Victory Day

Jedes Jahr wird am 9. Mai auf dem Treptower Park den Tag des Sieges gefeiert. Alle Nationen der ehemaligen Sowjetunion treffen sich dort um Blumen abzulegen und den gefallenen Soldaten zu gedenken. Meine Familie und ich sind auch jedes Jahr dort, da unser Familienmitglied auch einer der Soldaten war..

Es sind zweiundsiebzig Jahre her, als der Friedensvertrag unterschrieben wurde und nun so langsam der Frieden zwischen den ganzen Ländern einströmte. In Deutschland war das der 8. Mai und in der ehemaligen Sowjetunion der 9. Mai. Seit dem sind zumindest in Russland alle stolz, dass ihre Großeltern bzw. Urgroßeltern gemeinsam mit den Amerikanern und Engländern die Welt vom Leid befreit haben.
Jeder hat eine ganz besondere Geschichte, manchmal verloren die Familien ihre Angehörigen, manchmal wird erzählt, dass der Angehörige sogar bis nach Berlin kam und so ist es auch bei mir. Auch ich habe eine kleine Geschichte zu erzählen..

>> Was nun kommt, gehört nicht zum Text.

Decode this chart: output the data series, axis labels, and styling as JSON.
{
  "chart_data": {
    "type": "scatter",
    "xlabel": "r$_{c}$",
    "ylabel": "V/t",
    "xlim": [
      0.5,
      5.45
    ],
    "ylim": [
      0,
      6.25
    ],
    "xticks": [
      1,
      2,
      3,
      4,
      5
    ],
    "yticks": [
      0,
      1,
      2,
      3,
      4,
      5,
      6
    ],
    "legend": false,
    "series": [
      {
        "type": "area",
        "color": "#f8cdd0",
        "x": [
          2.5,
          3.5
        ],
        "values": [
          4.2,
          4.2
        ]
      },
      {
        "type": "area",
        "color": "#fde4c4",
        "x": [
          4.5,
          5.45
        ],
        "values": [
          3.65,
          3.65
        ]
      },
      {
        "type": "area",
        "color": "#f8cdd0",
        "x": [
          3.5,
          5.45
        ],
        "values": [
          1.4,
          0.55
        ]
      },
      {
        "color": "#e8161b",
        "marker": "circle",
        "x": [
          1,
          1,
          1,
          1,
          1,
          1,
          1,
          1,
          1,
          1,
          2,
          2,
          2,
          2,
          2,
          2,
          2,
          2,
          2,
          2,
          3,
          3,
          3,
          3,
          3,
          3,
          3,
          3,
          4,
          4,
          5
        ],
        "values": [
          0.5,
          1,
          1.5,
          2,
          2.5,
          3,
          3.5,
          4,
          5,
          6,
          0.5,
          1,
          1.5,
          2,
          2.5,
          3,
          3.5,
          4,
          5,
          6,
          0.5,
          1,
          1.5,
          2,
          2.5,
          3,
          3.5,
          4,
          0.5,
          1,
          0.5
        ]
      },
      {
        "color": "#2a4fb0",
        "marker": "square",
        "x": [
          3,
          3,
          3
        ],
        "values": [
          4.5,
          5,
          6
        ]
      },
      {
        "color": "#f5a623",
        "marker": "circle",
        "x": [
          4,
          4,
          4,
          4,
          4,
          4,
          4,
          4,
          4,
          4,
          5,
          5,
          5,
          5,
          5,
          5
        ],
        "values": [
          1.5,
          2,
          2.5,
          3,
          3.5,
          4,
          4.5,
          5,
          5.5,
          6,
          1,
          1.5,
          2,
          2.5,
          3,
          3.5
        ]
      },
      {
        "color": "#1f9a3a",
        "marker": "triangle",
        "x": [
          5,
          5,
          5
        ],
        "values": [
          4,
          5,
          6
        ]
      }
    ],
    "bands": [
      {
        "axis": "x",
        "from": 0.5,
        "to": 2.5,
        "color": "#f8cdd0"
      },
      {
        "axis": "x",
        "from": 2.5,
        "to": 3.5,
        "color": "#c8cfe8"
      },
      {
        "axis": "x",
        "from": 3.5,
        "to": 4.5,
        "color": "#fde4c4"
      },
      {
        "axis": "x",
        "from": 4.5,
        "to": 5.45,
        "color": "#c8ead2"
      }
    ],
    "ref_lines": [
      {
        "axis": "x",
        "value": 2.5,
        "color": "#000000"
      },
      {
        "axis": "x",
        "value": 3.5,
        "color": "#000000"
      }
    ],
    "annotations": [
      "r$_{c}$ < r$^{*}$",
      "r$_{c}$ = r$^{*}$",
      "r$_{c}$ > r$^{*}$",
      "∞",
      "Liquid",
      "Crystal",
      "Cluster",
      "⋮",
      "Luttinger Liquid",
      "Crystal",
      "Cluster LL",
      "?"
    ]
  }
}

Mein Urgroßvater Edmund Schirrmann musste an die Front, da sein älterer Bruder nicht in der Lage war anzutreten. Allerdings war es damals so, dass Russland-Deutsche alle deportiert wurden und sie durften auch nicht zur Armee, da man den Verdacht hatte, dass sie auch das rote Land verraten würden. Doch mein Großvater musste an die Front und gehörte zu den, die Odessa am Schwarzen Meer von den Faschisten befreit haben. Hört sich heldenhaft an, doch er erlitt eine schwere Verletzung und musste ins Krankenhaus und später wurde er verhaftet, von der Sowjetischen Polizei, weil sie aufgrund seiner Nationalität als Verräter angesehen wurde. Anschließend wurde er aber befreit und er nahm eine große Wanderung auf sich und wanderte bis hin nach Kasachstan, wo er meine Urgroßmutter traf und sie später heirateten..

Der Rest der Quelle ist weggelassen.